Micrographs of actin filament structures in cells. A, Fluorescent light micrograph of an animal epithelial cell grown in tissue culture and infected with a bacterium, Listeria monocytogenese. Actin filaments are red and bacteria are green. Actin bundles, called stress fibers, bridge sites of adhesion to the substrate. The bacteria use Arp2/3 complex to assemble comet tails for transport through the cytoplasm. B, Electron micrograph of three types of cytoskeletal polymers in a cell permeabilized to release soluble components. After rapid freezing, the frozen water was sublimed away and cellular components were coated with platinum. Red colorization highlights a microtubule. Bundle of actin filaments and a network of intermediate filaments are labeled. C. Electron micrograph of the network of branched actin filaments at the leading edge (top) of a motile keratocyte. The cell was grown in tissue culture, extracted to release soluble materials, dried and coated with platinum. (All images from T.D. Pollard and W.C. Earnshaw, Cell Biology, W.B. Saunders, 2007. Sources are (A) Matthew Welch, (B) John Heuser and (C) Tatyana Svitkina and Gary Borisy.)

Figure 2

Structures of actin and diagrams of fundamental reactions. A, Ribbon and space filling models of the actin molecule (pdb:1ATN). B, Spontaneous nucleation and elongation. Dimers and trimers are unstable. Longer polymers grow rapidly at the barbed end (B) and slowly at the pointed end (P). C, Actin monomer binding proteins. Thymosin-ß1 blocks all assembly reactions; profilin promotes nucleotide exchange and inhibits pointed end elongation and nucleation but not barbed end elongation; cofilin inhibits nucleotide exchange and promotes nucleation. D, Nucleation and elongation by formins. Formins initiate polymerization from free actin monomers and remain associated with the growing barbed end. Profilin-actin binds to formin and transfers actin onto the barbed end of the filament. E, Nucleation by Arp2/3 complex. Nucleation promoting factors such as WASp bind an actin monomer and Arp2/3 complex. Binding to the side of a filament completes activation, and the barbed end of the daughter filament grows from Arp2/3 complex. F, Reactions of actin filaments. Capping proteins bind to and block barbed ends; cofilin and gelsolin sever filaments; crosslinking proteins assemble networks and bundles of actin filaments.
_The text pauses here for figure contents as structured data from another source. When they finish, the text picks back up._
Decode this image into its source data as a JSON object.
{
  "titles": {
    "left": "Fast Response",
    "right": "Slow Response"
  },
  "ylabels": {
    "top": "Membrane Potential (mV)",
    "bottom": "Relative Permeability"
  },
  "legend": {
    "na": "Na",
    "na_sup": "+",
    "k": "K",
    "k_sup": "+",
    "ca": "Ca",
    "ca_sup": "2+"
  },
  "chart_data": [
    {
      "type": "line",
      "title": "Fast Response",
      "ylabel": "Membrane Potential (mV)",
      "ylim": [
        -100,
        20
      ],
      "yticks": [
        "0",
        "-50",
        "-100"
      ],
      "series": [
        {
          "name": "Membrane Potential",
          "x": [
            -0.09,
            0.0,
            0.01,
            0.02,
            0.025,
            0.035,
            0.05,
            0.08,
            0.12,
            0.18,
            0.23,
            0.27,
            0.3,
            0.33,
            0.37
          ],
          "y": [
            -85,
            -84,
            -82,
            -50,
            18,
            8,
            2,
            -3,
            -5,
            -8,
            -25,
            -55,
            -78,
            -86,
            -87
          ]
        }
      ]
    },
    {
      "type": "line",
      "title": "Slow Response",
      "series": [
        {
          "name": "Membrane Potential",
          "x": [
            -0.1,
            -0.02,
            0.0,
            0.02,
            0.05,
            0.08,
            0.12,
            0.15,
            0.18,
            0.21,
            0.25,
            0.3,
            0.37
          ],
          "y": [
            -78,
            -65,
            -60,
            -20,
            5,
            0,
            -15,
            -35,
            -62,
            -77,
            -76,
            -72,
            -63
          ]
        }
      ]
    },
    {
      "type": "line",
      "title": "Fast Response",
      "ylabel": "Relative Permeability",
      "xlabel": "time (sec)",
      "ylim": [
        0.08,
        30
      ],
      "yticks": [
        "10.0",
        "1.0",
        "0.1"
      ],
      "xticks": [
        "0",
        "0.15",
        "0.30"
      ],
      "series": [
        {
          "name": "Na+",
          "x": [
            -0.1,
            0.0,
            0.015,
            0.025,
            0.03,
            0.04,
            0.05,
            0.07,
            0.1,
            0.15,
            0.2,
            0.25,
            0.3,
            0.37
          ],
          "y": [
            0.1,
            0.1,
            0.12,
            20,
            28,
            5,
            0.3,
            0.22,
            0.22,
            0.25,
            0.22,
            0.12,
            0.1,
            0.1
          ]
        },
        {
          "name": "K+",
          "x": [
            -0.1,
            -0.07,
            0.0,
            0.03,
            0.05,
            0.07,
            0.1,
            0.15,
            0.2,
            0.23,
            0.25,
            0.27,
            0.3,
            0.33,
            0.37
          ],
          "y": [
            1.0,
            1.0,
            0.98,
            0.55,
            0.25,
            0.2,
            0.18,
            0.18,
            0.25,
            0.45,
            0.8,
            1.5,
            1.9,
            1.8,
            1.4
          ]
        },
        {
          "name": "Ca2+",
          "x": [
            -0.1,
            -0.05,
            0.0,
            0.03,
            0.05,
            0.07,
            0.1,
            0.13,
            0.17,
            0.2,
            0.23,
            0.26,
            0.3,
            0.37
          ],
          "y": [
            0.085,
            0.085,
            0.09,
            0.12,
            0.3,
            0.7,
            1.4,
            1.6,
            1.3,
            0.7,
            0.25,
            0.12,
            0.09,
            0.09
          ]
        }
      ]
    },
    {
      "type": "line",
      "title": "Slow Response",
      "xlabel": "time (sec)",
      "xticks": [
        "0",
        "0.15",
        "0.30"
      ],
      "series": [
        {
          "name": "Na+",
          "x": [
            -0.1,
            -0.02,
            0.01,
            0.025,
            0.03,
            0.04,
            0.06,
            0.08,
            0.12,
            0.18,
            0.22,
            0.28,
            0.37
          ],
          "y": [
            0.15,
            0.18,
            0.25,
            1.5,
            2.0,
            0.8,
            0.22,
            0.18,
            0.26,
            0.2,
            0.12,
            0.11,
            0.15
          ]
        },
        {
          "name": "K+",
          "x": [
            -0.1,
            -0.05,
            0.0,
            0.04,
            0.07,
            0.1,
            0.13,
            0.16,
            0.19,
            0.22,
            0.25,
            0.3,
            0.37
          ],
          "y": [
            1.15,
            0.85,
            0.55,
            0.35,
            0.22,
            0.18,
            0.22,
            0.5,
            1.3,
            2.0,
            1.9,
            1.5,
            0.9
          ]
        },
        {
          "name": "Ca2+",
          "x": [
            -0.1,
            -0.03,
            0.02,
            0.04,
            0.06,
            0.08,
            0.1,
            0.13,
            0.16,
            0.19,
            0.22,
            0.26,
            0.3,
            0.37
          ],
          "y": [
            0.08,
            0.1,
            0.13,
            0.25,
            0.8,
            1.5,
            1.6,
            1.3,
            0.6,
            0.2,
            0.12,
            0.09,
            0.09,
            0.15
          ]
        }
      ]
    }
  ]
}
G, Myosin motors, such as myosin-V, use cycles of ATP hydrolysis to walk along actin filaments, generally toward the barbed end. (Redrawn from images in T.D. Pollard and W.C. Earnshaw, Cell Biology, W.B. Saunders, 2007.)

Figure 3

Cartoons showing actin based movements. (A) Clathrin-mediated endocytosis at fungal actin patches. (B) Formation of branched filament networks nucleated by Arp2/3 complex, which is used for three of these types of movement, those depicted in panels A, F and G. (C) Transport of membrane-bound vesicles, organelles and RNAs from the mother cell to the daughter cell by class V myosins in budding yeast. (D) Cytokinesis in animal cells by constriction of a contractile ring of actin filaments and myosin-II. (E) Cytokinesis in fission yeast. The contractile ring of actin filaments and myosin-II forms by condensation of nodes. (F) The Listeria bacterium stimulates the assembly of an actin filament comet tail to push it through the cytoplasm of a host animal cell. (G) Locomotion of an animal cell by assembly of actin filaments at the leading edge and retraction of the tail. (A, Redrawn from Ref. 13. B, From Ref. 32. C, Redrawn from Ref. 25. D, Redrawn from T.D. Pollard and W.C. Earnshaw, Cell Biology, W.B. Saunders, 2007. E, From T.D. Pollard. F, Redrawn from Ref. 18. G, Redrawn from Ref. 30.)